I'm looking at applying for a job which would mean that I wouldn't get home until about 6.30 / 7 3 days a week. I've 2 secondary school children who make their own way home and get back at about 5 and I also have an 8 year old who finishes school at either 3.45 or 4.30. There is an after school club but it finishes at 5.30 so wouldn't be much use anymore.

If I do get this job I'll need someone to pick the littlest up by car, drop him at an activity once a week and to be home until I get back. I don't think that it really needs to be a nanny, I think I would ideally be happy with a mothers help who could do the pick up, heat up some dinner that i prepare, make sure that the big ones get off their phones and do some homework and perhaps supervise the younger one with homework if he has any. A nanny seems a bit over the top if I have 2 older kids and I know that none of them need that level of input. I'm thinking someone might also be able to do a bit of ironing at the same time as the kids really don't need 100% full on supervision. Realistic?

babybigapple Fri 01-Sep-17 10:28:35

Au pair?

Dumdedumdum Fri 01-Sep-17 10:28:42

You could chain them in the cellar after too?
I was with you till the ironing came in. Is that when you do the ironing, when dealing with homework (and 8 year old homework will usually need a lot of parental input) as well as potentially stroppy teenagers and making food.
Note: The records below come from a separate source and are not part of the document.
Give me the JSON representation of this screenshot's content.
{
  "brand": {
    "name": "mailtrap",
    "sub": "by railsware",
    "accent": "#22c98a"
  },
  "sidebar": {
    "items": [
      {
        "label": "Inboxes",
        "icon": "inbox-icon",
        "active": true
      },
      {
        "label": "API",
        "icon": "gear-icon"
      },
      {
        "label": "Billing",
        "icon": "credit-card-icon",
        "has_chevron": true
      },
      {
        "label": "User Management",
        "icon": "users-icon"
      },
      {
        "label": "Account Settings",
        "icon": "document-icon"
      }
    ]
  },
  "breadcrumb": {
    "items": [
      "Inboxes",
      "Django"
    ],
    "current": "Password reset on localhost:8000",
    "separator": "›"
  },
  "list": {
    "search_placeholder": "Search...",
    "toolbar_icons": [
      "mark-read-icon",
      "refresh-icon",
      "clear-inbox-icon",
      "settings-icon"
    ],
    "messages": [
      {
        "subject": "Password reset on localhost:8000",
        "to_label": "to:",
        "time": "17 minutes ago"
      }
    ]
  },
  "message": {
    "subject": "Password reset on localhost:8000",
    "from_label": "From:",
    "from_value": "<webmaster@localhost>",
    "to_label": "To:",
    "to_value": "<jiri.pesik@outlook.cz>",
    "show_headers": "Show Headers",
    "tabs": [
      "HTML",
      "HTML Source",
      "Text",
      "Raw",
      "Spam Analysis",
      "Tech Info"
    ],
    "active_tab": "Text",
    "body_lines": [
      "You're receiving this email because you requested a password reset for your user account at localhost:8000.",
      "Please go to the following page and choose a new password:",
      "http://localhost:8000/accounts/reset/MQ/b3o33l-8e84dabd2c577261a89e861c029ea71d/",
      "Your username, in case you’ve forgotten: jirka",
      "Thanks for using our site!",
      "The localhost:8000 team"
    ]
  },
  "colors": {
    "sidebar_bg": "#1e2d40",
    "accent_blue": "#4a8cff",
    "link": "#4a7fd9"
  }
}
RicStar Fri 01-Sep-17 10:30:19

I think you are right that you don't need a full on nanny. A childminder is one option but 8 year old won't be able to do their activity (most likely) a responsible student / mothers help is another - how like you are to find someone for around 12 hours per week term time only(?) probably depends on luck / where you are.

welshweasel Fri 01-Sep-17 10:33:05

An au pair would be a brilliant option if you have the room. Otherwise I'd try advertising locally and on childcare.co.uk but it's a difficult time slot to fill as most people will have their own families to sort out!

Alanna1 Fri 01-Sep-17 10:33:08

I think ironing is a bit much.
Au pair is a good idea if you have the space.
You could also advertise for an after school nanny. One of the staff at the after school club may be interested.
You could see if there was another mum or two who could help you out with the 8 year old as a reciprocal favour or for payment
There might be another local family with an au pair who wants extra money and doesnt work one or two days, leaving you with only one or two extra days to find.

ujerneyson Fri 01-Sep-17 10:45:30

I'm trying desperately not to go down the aupair route but i agree that it might be the best option. We do have space and I've had aupair's successfully in the past but I can't really face having someone living in again although maybe I need to get over that.

feeelingbad Fri 01-Sep-17 10:46:10

An au pair would probably be your best option if you have the space.

Or maybe advertise for a registered/ex childminder that would be able to do pickup and come to your home? (Someone who isn't currently running a business from home but has the qualifications and necessary checks etc?)

Wouldn't start asking them to do house work though. It just sounds like you are trying to squeeze as much as you can out of them because the kids are older. Most parents wouldn't be trying to iron during meal times and while helping with homework?

ujerneyson Fri 01-Sep-17 10:49:19

dumdum actually yes, it does tend to be when I do ironing, which is minimal only (maybe half an hour a week at most) Luckily my teens aren't particularly stroppy and my 8 year old doesn't have a lot of homework or need much input plus I wouldn't ask someone to do more than heat some pasta and stick some plates in the dishwasher so no, I don't think it's particularly unreasonable.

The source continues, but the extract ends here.